Vivid oranges, reds, or hot pinks in an adjacent space or on decor can feel jarring against this level of dark green, making the pairing look more clashing than complementary.
In a room with a single small north-facing window and no artificial lighting plan, Cat's Eye can absorb so much light that the space feels unpleasantly dark rather than dramatically moody.
Common questions
Cat's Eye has an LRV of 13.12, which puts it firmly in the dark range. Colors below 25 LRV absorb significantly more light than they reflect, so expect this green to make rooms feel smaller and more enclosed. That is a feature when used with intention, and a problem when the room already lacks light.
Eggshell is the most practical choice for walls. It is easy to clean, adds just enough sheen to let the depth of the color show, and avoids the flat finish pitfall of making a very dark color look chalky or uneven. Save satin for trim or cabinetry where you want a more defined, washable surface.

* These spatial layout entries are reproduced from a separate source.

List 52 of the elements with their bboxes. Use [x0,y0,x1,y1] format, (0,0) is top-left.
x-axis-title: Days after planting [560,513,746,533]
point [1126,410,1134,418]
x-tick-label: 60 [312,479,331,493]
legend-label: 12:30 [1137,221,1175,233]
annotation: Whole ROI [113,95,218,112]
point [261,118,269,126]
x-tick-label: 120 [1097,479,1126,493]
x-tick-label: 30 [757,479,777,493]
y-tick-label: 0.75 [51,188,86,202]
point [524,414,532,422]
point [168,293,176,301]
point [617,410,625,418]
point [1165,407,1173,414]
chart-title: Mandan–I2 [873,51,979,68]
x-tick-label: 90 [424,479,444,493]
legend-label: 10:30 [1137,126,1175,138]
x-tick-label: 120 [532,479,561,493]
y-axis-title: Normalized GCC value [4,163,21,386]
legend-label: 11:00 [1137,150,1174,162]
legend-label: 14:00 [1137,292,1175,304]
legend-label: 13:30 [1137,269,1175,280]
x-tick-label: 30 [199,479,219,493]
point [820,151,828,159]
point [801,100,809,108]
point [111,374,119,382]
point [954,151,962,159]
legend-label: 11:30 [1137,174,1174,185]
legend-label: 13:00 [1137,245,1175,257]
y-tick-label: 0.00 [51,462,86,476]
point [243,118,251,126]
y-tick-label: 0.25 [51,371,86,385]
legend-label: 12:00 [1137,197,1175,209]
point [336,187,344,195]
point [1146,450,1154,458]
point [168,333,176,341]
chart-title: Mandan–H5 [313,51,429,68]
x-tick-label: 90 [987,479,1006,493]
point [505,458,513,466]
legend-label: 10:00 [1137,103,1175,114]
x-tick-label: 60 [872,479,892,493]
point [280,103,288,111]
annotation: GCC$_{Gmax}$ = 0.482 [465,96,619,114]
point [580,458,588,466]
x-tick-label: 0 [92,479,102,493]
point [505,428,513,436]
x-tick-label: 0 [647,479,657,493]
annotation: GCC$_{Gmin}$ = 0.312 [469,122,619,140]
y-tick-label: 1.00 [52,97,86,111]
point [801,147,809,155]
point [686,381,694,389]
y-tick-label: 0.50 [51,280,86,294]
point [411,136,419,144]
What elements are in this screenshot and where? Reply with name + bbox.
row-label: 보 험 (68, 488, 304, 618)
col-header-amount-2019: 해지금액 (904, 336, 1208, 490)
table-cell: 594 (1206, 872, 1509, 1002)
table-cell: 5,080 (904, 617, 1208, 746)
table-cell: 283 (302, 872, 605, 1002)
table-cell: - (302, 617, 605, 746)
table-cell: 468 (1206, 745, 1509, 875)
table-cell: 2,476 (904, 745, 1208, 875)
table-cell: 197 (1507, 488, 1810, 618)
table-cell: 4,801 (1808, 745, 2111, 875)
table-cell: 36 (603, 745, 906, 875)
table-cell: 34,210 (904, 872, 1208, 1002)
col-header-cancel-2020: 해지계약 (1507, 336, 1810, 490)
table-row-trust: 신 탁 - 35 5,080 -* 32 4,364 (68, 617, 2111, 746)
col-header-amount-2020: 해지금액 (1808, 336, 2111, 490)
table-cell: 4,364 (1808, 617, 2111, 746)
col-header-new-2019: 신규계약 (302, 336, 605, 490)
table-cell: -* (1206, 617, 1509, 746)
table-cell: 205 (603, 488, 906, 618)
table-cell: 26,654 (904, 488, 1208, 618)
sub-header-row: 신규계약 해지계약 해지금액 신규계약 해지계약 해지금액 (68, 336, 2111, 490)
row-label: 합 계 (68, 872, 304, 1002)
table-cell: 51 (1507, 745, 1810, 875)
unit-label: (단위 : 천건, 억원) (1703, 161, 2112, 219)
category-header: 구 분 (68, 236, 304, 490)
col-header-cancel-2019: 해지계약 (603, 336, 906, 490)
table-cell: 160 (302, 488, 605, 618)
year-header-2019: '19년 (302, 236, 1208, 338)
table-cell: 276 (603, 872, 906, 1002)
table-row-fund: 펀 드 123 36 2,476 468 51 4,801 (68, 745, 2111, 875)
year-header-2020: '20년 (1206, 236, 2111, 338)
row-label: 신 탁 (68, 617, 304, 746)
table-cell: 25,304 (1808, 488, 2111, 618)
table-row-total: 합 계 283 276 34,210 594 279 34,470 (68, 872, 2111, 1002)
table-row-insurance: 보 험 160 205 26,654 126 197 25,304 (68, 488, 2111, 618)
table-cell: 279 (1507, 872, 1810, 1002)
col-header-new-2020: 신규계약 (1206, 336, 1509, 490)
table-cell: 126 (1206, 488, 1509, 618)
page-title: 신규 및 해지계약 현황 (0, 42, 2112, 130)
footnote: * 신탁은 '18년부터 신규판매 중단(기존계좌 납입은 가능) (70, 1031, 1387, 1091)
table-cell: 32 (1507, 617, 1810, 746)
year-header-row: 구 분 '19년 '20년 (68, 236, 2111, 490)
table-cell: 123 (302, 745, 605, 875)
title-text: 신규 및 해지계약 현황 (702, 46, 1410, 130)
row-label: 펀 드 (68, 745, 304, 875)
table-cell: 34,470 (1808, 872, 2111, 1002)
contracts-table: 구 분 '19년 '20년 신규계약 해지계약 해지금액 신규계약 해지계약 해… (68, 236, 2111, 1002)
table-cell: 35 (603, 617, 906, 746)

Yes. Cat's Eye 2036-10 is available in both Benjamin Moore interior and exterior paint lines, which makes it a practical option for projects where you want continuity between an interior room and an exterior door or shutter color.
Deep, saturated colors like this typically require two full coats over a tinted primer for even, streak-free coverage. Ask your Benjamin Moore retailer to tint the primer toward the color to reduce the number of finish coats needed.